May 9th, 2013
in Gary's blogging
Opening Market Commentary For 05-09-2013
Past couple of sessions were not for the feint of heart just as this one starts out. Premarkets were down and at the opening the averages started melting up to yesterday's highs. Just about when you thought the markets would continue up they started melting down, then back up.
By 10:30 the DOW was down 0.17% and the $RIT was off by 0.55%. The volume is light to moderate with, obviously, more profit taking slowly easing the numbers down. This is no-mans land as Mr. Market could go either way today.

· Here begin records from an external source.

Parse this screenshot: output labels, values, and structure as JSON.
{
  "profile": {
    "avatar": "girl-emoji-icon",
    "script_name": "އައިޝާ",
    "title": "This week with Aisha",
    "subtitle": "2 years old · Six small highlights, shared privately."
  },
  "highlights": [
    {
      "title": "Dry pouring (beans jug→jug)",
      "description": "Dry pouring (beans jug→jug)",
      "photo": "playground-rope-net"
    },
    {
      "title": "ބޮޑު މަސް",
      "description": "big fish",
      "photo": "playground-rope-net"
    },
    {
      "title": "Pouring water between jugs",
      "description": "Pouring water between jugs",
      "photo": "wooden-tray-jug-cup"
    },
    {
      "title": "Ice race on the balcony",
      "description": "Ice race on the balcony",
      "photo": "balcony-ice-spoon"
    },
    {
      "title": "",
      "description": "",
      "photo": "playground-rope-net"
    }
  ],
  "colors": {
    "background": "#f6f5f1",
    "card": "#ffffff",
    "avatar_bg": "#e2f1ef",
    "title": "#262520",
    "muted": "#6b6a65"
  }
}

The RRR** has been narrow at the opening bell for the past several months, over a year actually, and it looks like it is going to continue all week, like last week and the week before that. This continuing trend makes predictions of session movements nearly impossible making trading futile and unprofitable. As of right now, it is too late to jump in to catch the highs, safely anyway. As for shorting it may be too early to start shorting, but I feel you will not have to wait much longer.
As long as market volume remains light or the trading range is narrow, one can expect successful, or at least profitable, trading to remain elusive. The RRR** has been wider on some volatile sessions lately and is expected to become more so as 2013 enters the second quarter, unfortunately a lot of guessing remains. Correctly 'guessing', of course, is the tricky part of the successful trading equation. Any trades today will probably end up on the meager side of profitability if you are lucky as most trades have been less than optimal during the past several years.
I also have continuing issues with some pundits, writing almost every day, that there are setups for day trading. Best Stock Market Indicator Ever: Rises to 92% up From 87% and Secondaries Confirm "Tradable" This might be true, but still above 60% where I think it should be! Hard to believe and challenging to deal with considering 'not so good' current events. There is a wedge between perception and reality going on right now where the reality doesn't match this bull run.
The trading range has been so narrow that way too much money has to be put on the table just to get back meager gains. Do not fall into the trap of money burning a hole in your pocket, sit tight better days are coming. I keep hoping for increasing volumes to signal improved trading.
Swing trading is also at your own risk for all the reasons mentioned above although guessing overnight trades would have been most profitable over the past year. Again, guessing where the market is going to be tomorrow or next week, at this time anyway, can be a foolish and costly endeavor.
The DOW at 10:45 is at 15087 down 17 or -0.12%.
The SP500 is at 1628 down 4 or -0.25%.
SPY is at 163.05 down 0.30 or -0.18%.
The $RUT is at 966.22 down 4 or -0.43%.
NASDAQ is at 3407 down 5 or -0.16%.
NASDAQ 100 is at 2961 down 6 or -0.20%. (A lot of analysts are currently watching the 100 for a heads and shoulder formation.)
The longer trend is up, the past months trend is bullish, the past 5 sessions have been bullish and the current bias is negative.
WTI oil is trading between 96.66 and 95.66 today. The session bias is bearish and is currently trading down at 95.80.
Brent crude is trading between 104.61 and 103.55 today. The session bias is bullish to neutral and is currently trading up at 104.00.
Gold fell from 1474.75 earlier to 1458.83 and is currently trading up at 1465.65.
Dr. Copper is at 3.343 fell from 3.378 earlier.
The US dollar is trading between 81.83 and 82.34 and is currently trading up at 82.31, the bias is currently bullish.